The ego - the "I" of the personality - is the part that wants to control and direct the show, make things turn out it own way, and be prized as special and love-worthy. It also takes responsibility for our survival and has a terrific fear of failure and death that actually supported our evolution as a species. The downside of a strong ego is that it ends up controlling too much, preventing the unconscious divine Self, with its profound transformational energies and potentials, from breaking into consciousness.

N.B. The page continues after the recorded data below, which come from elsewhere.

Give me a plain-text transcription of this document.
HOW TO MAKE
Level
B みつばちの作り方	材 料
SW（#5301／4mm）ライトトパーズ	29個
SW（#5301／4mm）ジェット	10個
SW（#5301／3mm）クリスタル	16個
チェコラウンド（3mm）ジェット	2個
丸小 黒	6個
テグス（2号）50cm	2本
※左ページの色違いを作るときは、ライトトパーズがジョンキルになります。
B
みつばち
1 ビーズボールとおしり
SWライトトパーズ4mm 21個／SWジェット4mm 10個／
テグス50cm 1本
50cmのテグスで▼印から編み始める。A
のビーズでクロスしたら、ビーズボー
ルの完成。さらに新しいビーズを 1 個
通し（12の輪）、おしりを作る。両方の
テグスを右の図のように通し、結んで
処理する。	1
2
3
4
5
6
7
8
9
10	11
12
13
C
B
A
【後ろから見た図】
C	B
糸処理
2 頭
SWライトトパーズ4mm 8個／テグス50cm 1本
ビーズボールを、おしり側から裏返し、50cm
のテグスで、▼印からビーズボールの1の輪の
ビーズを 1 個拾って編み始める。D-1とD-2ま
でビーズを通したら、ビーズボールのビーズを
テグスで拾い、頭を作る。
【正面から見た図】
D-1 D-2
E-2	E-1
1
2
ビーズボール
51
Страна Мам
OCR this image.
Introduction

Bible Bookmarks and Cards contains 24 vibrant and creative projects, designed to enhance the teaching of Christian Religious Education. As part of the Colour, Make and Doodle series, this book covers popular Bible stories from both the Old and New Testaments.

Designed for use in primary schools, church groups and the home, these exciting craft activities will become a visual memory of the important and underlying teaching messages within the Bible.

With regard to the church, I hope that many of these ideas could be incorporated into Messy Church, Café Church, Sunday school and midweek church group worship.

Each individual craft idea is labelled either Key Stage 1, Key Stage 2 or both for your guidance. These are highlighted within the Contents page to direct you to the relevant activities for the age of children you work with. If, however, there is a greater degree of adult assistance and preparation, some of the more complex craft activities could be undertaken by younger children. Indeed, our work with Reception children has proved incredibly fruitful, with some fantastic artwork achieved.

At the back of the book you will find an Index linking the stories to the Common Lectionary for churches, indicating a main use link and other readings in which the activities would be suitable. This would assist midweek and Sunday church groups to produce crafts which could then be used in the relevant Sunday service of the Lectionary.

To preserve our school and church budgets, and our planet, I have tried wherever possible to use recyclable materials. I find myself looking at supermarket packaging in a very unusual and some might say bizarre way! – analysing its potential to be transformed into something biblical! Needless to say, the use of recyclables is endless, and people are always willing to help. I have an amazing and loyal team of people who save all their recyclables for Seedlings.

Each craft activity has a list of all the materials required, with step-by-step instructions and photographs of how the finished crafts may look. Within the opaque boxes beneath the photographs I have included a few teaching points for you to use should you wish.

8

But along comes aging to undermine the power and control of the ego. The body's decline of energy reduces the ego's strength - the "I" complex just isn't as strong as it once was nor does it feel like performing all the time. Furthermore, the body's aged appearance defeats our narcissistic self-worship and place in society. Gradually the ego senses the need to let go of control so something new can happen, though we have so little understanding of this process in western culture. What we need to understand is this: as we age, the ego is now meant to serve the emerging Self, another name for the incarnating divine. We are meant to bring the energies and consciousness of divinity into the world in our maturity. Too often, however, the ego refuses to release its identity, control and self-importance, the personality rigidifies, and we abort this profound inflow of divinity.

Then, like an unwelcome visitor, the personal realization of death arrives, which starts undermining the ego from midlife on. With increasing though highly ambivalent awareness, we sense its presence and power; we know it's going to happen to us, coming nearer every year. In this way, death represents the ultimate defeat of the ego. But curiously, as the ego moves aside to serve the Self, our fear of death subsides. We discover that suffering arises when the ego resists the divine Self's incarnation attempts, that the Self is in fact timeless and eternal, and that dissolving the ego into the Self feels incredibly wonderful and right.

The realization of death gradually immerses the ego in the fullness of the inflowing divine life that increasingly permeates consciousness and being. This is the secret of maturity. In this way, aging and death activate a huge change in the personality, displacing ego, opening to the presence of divinity, and stirring the energies of enlightenment. We become like a Chinese lantern - divinely lit from the inside - and offer humanity a new kind of human being.

Now ego and Self form a new alliance. Ego learns to trust the Self, to be transformed by its energies of love, unity, creativity, play and joy. It grows in wisdom and at the same time becomes more childlike and spontaneous in nature. It also becomes more androgynous - reconciling the opposites of gender to merge into a greater unity of being. Recognizing that all boundaries are illusions, we serve the Self of the world now and immerse ourselves in the full unity of Being. So it is that aging represents the most profound stage of psychological and spiritual growth - don't miss it!